Предыдущая глава |
↓ Содержание ↓
↑ Свернуть ↑
| Следующая глава |
Кровь.
Очень много крови.
Чуя всхлипывает, убирает прилипшие ко лбу волосы и только потом смотрит на собственные ладони. Тоже кровь. Не его — Дазая. Этот чёртов идиот. Безвольной куклой сидит в тёмно-красной луже, бледный как полотно. Накахара зло трёт залитые слезами щёки и в третий раз промахивается мимо нужного номера. Пальцы дрожат, по спине течёт холодный пот, и ему безумно страшно.
Гудки. Наконец-то.
Один, два… Ну же!.. Три, четыре… Мори не берёт трубку.

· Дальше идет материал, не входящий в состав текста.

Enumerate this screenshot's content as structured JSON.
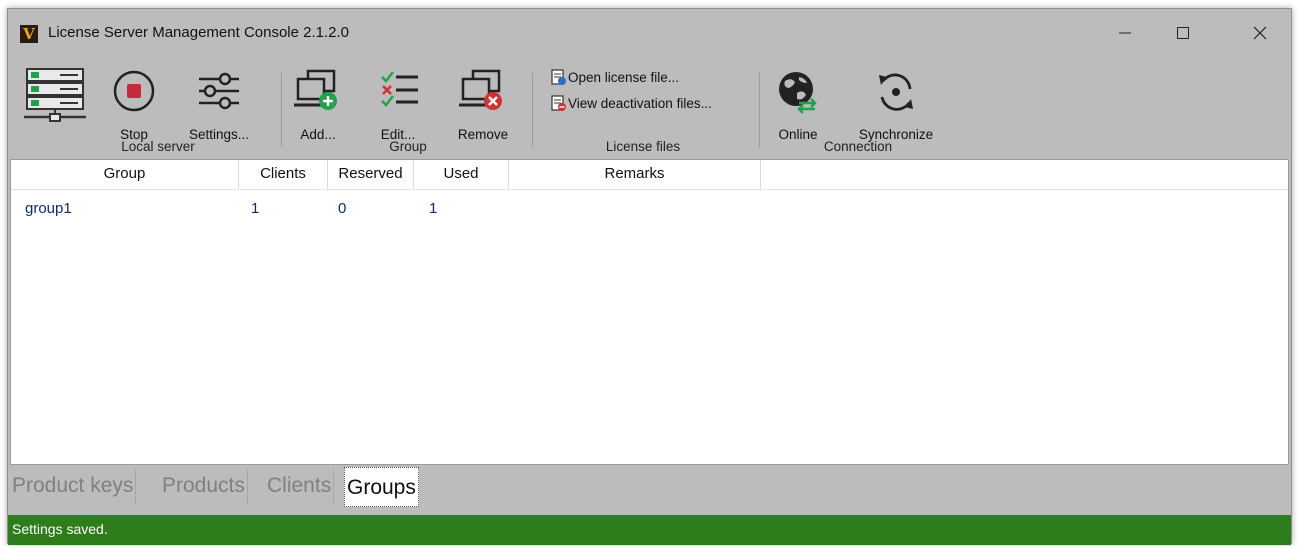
{
  "window": {
    "title": "License Server Management Console 2.1.2.0",
    "controls": {
      "minimize": "minimize-icon",
      "maximize": "maximize-icon",
      "close": "close-icon"
    }
  },
  "ribbon": {
    "local_server": {
      "label": "Local server",
      "server_icon": "server-icon",
      "stop": "Stop",
      "settings": "Settings..."
    },
    "group": {
      "label": "Group",
      "add": "Add...",
      "edit": "Edit...",
      "remove": "Remove"
    },
    "license_files": {
      "label": "License files",
      "open": "Open license file...",
      "view_deactivation": "View deactivation files..."
    },
    "connection": {
      "label": "Connection",
      "online": "Online",
      "synchronize": "Synchronize"
    }
  },
  "table": {
    "columns": [
      "Group",
      "Clients",
      "Reserved",
      "Used",
      "Remarks"
    ],
    "rows": [
      {
        "group": "group1",
        "clients": "1",
        "reserved": "0",
        "used": "1",
        "remarks": ""
      }
    ]
  },
  "tabs": [
    "Product keys",
    "Products",
    "Clients",
    "Groups"
  ],
  "active_tab": "Groups",
  "status": {
    "text": "Settings saved.",
    "color": "#2e7d1b"
  },
  "colors": {
    "accent_green": "#1fa34a",
    "stop_red": "#c8283c",
    "remove_red": "#d5302f",
    "link_blue": "#0b2a78"
  }
}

К горлу вместе с паникой подкатывает тошнота, во рту пересыхает, а желудок скручивает в тугой комок. Почему кровь не останавливается?

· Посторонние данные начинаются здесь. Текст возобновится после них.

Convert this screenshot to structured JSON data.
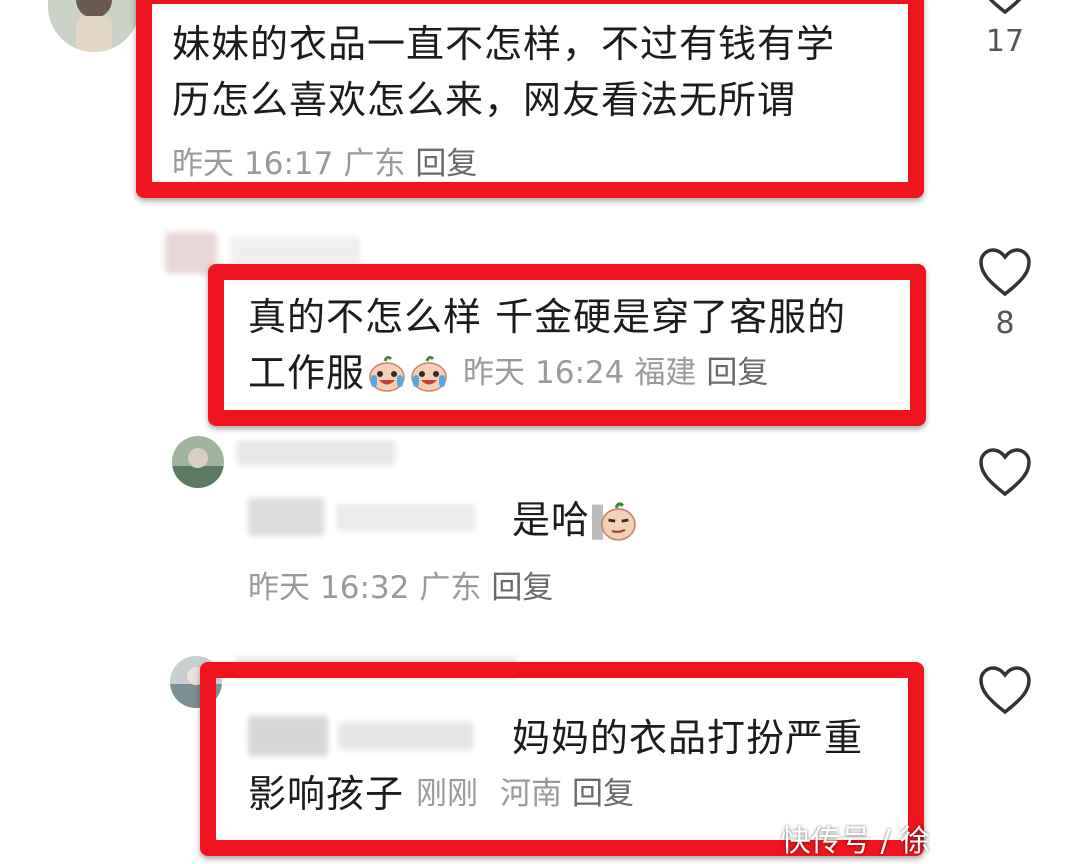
{
  "comments": [
    {
      "text_line1": "妹妹的衣品一直不怎样，不过有钱有学",
      "text_line2": "历怎么喜欢怎么来，网友看法无所谓",
      "date": "昨天",
      "time": "16:17",
      "location": "广东",
      "reply_label": "回复",
      "like_count": "17"
    },
    {
      "text_line1": "真的不怎么样 千金硬是穿了客服的",
      "text_line2": "工作服",
      "date": "昨天",
      "time": "16:24",
      "location": "福建",
      "reply_label": "回复",
      "like_count": "8"
    },
    {
      "text": "是哈",
      "date": "昨天",
      "time": "16:32",
      "location": "广东",
      "reply_label": "回复"
    },
    {
      "text_line1": "妈妈的衣品打扮严重",
      "text_line2": "影响孩子",
      "date": "刚刚",
      "location": "河南",
      "reply_label": "回复"
    }
  ],
  "watermark": "快传号 / 徐",
  "colors": {
    "highlight": "#f0141e",
    "meta_text": "#9a9a9a",
    "body_text": "#1c1c1c"
  }
}
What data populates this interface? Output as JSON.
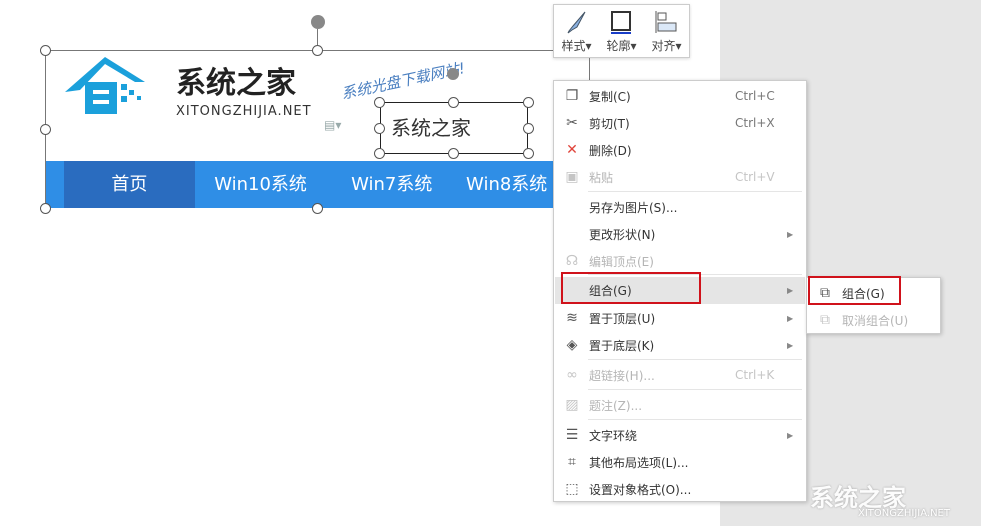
{
  "banner": {
    "logo_title": "系统之家",
    "logo_domain": "XITONGZHIJIA.NET",
    "slogan": "系统光盘下载网站!",
    "textbox": "系统之家",
    "nav": [
      "首页",
      "Win10系统",
      "Win7系统",
      "Win8系统"
    ]
  },
  "toolbar": {
    "style": "样式",
    "outline": "轮廓",
    "align": "对齐"
  },
  "menu": [
    {
      "label": "复制(C)",
      "shortcut": "Ctrl+C",
      "icon": "copy-icon"
    },
    {
      "label": "剪切(T)",
      "shortcut": "Ctrl+X",
      "icon": "cut-icon"
    },
    {
      "label": "删除(D)",
      "shortcut": "",
      "icon": "delete-icon"
    },
    {
      "label": "粘贴",
      "shortcut": "Ctrl+V",
      "icon": "paste-icon"
    },
    {
      "label": "另存为图片(S)...",
      "shortcut": ""
    },
    {
      "label": "更改形状(N)",
      "shortcut": ""
    },
    {
      "label": "编辑顶点(E)",
      "shortcut": ""
    },
    {
      "label": "组合(G)",
      "shortcut": ""
    },
    {
      "label": "置于顶层(U)",
      "shortcut": ""
    },
    {
      "label": "置于底层(K)",
      "shortcut": ""
    },
    {
      "label": "超链接(H)...",
      "shortcut": "Ctrl+K"
    },
    {
      "label": "题注(Z)...",
      "shortcut": ""
    },
    {
      "label": "文字环绕",
      "shortcut": ""
    },
    {
      "label": "其他布局选项(L)...",
      "shortcut": ""
    },
    {
      "label": "设置对象格式(O)...",
      "shortcut": ""
    }
  ],
  "submenu": [
    {
      "label": "组合(G)"
    },
    {
      "label": "取消组合(U)"
    }
  ],
  "watermark": {
    "title": "系统之家",
    "domain": "XITONGZHIJIA.NET"
  },
  "colors": {
    "accent": "#2f8ee6",
    "highlight": "#d0121b"
  }
}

Дрожащими руками ему удаётся запихнуть трубку в карман. Нужно забинтовать запястья. Нужно… Что нужно сделать? Почему Дазай это сделал? Сколько крови он ещё может потерять, прежде чем… Сколько в человеке крови? На полу её уже всяко больше.

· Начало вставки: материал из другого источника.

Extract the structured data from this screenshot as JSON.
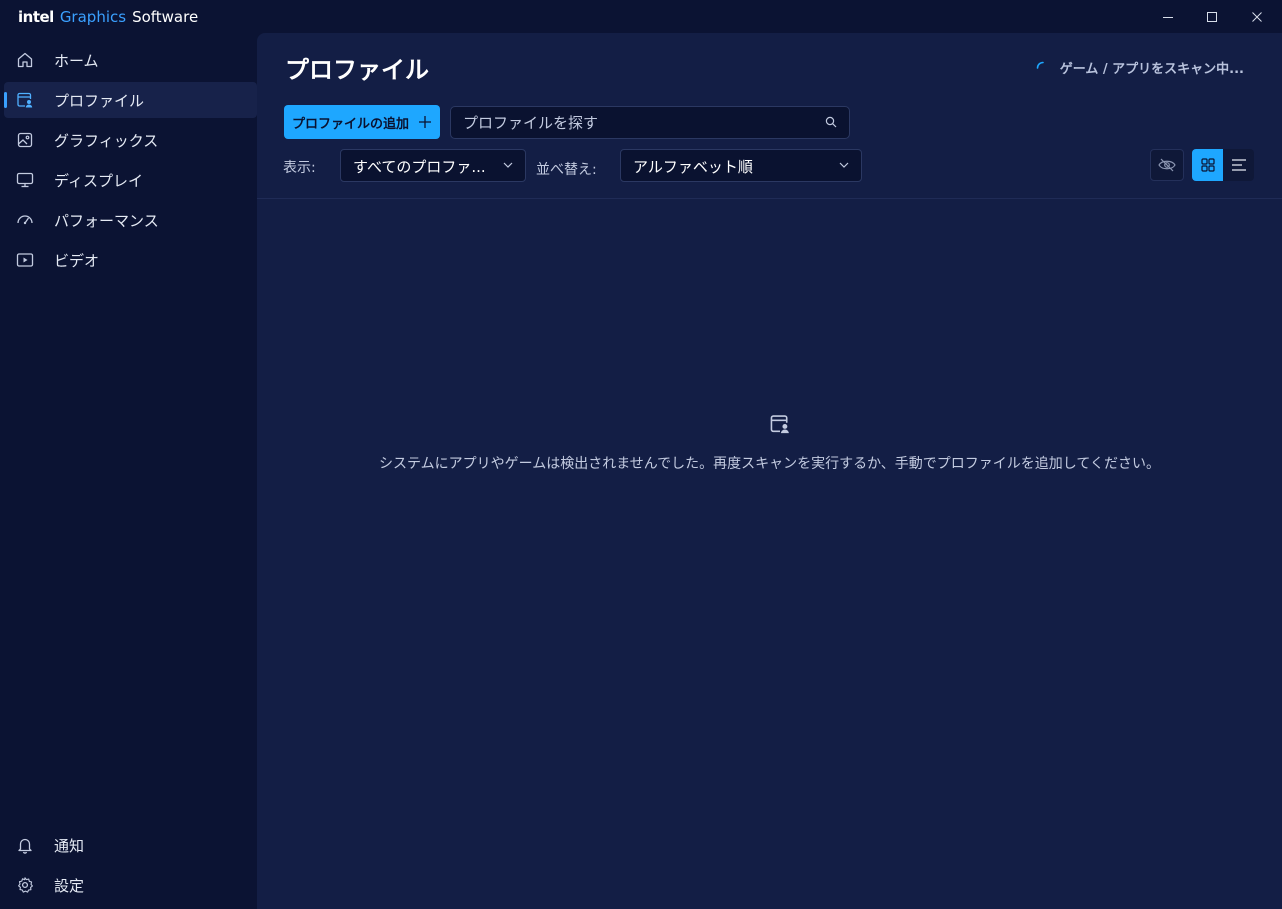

Накахара кое-как снимает с себя рубашку и рвёт подол на лоскуты. Перевязать выше или ниже порезов? Туго забинтовать поверх? Вызвать скорую, и чёрт с ней, с полицией?
Почему Дазай это сделал?
Накахаре Чуе четырнадцать лет.
Он впервые вытаскивает Осаму с того света.
* * *
— Они кричали как заживо освежёванные поросята…
— Что б тебя, Кью, ублюдок, захлопнись!
— Слишком для твоих нежных ушек, братишка Чуя?
— Отъебись, я сказал, или…
Накахара переступает порог гостиной и на секунду замирает. С лица сходит вся краска, сердце пропускает один удар, и он едва не падает перед лежащим на полу Осаму.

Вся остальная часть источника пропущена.